“Una vez, cuando era niño, me perdí en el centro de Mar del Plata. Iba con mis padres, me distraje mirando algo y me perdí en la multitud. Varios minutos giré sobre mí mismo, buscándolos. Pero fue inútil. No sé cuánto tiempo pasó, pero de pronto me resigné: caminé hasta la pared y me senté en el piso –no en cualquier lado, sino junto a un vagabundo, como buscando protección en su desamparo— y misteriosamente llegó la calma. Años después le recordé el episodio a mi madre. Para mi sorpresa me dijo que nunca había ocurrido, que seguramente lo había soñado. Pasó bastante tiempo hasta que lo acepté y fue por un detalle: la serenidad con que pasé de estar perdido a sentarme junto al vagabundo se volvió incongruente. Seguramente fue un sueño, me digo desde entonces. Pero tal vez no. Y no importa ya la constatación.” Este fragmento de memoria, que acá se reproduce casi textual, pertenece al cineasta y ensayista Gustavo Fontán, y forma parte de su último libro, Maraña (VerPoder Ediciones). En sus páginas, Fontán reúne un conjunto de reflexiones acerca del oficio de hacer cine, de la forma en que la mirada se va moldeando y de qué modo la experiencia forma parte de ese proceso en permanente construcción de ver el mundo.

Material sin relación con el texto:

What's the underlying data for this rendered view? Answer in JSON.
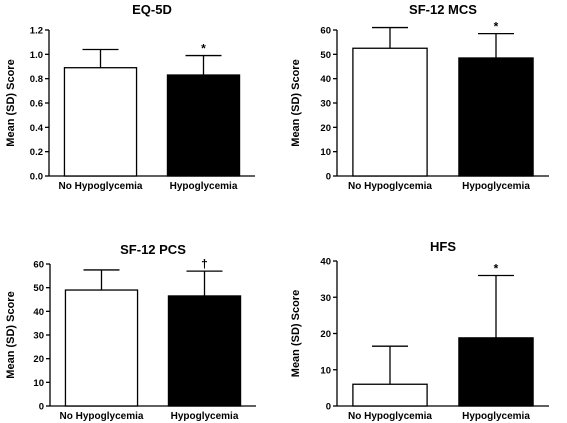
{
  "chart_data": [
    {
      "type": "bar",
      "title": "EQ-5D",
      "ylabel": "Mean (SD) Score",
      "categories": [
        "No Hypoglycemia",
        "Hypoglycemia"
      ],
      "values": [
        0.89,
        0.83
      ],
      "sd": [
        0.15,
        0.16
      ],
      "annotations": [
        "",
        "*"
      ],
      "bar_colors": [
        "#ffffff",
        "#000000"
      ],
      "ylim": [
        0,
        1.2
      ],
      "yticks": [
        "0.0",
        "0.2",
        "0.4",
        "0.6",
        "0.8",
        "1.0",
        "1.2"
      ]
    },
    {
      "type": "bar",
      "title": "SF-12 MCS",
      "ylabel": "Mean (SD) Score",
      "categories": [
        "No Hypoglycemia",
        "Hypoglycemia"
      ],
      "values": [
        52.5,
        48.5
      ],
      "sd": [
        8.5,
        10.0
      ],
      "annotations": [
        "",
        "*"
      ],
      "bar_colors": [
        "#ffffff",
        "#000000"
      ],
      "ylim": [
        0,
        60
      ],
      "yticks": [
        "0",
        "10",
        "20",
        "30",
        "40",
        "50",
        "60"
      ]
    },
    {
      "type": "bar",
      "title": "SF-12 PCS",
      "ylabel": "Mean (SD) Score",
      "categories": [
        "No Hypoglycemia",
        "Hypoglycemia"
      ],
      "values": [
        49.0,
        46.5
      ],
      "sd": [
        8.5,
        10.5
      ],
      "annotations": [
        "",
        "†"
      ],
      "bar_colors": [
        "#ffffff",
        "#000000"
      ],
      "ylim": [
        0,
        60
      ],
      "yticks": [
        "0",
        "10",
        "20",
        "30",
        "40",
        "50",
        "60"
      ]
    },
    {
      "type": "bar",
      "title": "HFS",
      "ylabel": "Mean (SD) Score",
      "categories": [
        "No Hypoglycemia",
        "Hypoglycemia"
      ],
      "values": [
        6.0,
        18.8
      ],
      "sd": [
        10.5,
        17.2
      ],
      "annotations": [
        "",
        "*"
      ],
      "bar_colors": [
        "#ffffff",
        "#000000"
      ],
      "ylim": [
        0,
        40
      ],
      "yticks": [
        "0",
        "10",
        "20",
        "30",
        "40"
      ]
    }
  ]
}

Como ocurre con aquel relato de infancia, en el que la realidad de la experiencia es independiente de su pertenencia al orden de lo real o al de la ficción, el cine también se vuelve una experiencia real cuando uno, espectador, se apropia de aquello que una película propone. De propiciar ese encuentro se trata ser cineasta para Fontán. Pero “antes que nada hay que aprender a ver”. Ese postulado aparece de forma repetida, siempre bajo diferentes máscaras, a lo largo de Maraña. Porque ese “ver” al que se refiere el director no se limita al mero acto de capturar una imagen con la mirada. Ver es, por supuesto, la experiencia misma de ver, pero también el acto de percibir, de dejarse atravesar por aquello que es visto y, sobre todo, de intentar dar con el lenguaje adecuado para transmitir a los demás esa experiencia sensible. Entonces un sueño (una película) puede ser tan real y afectar nuestra sensibilidad tanto como un hecho físico y concreto.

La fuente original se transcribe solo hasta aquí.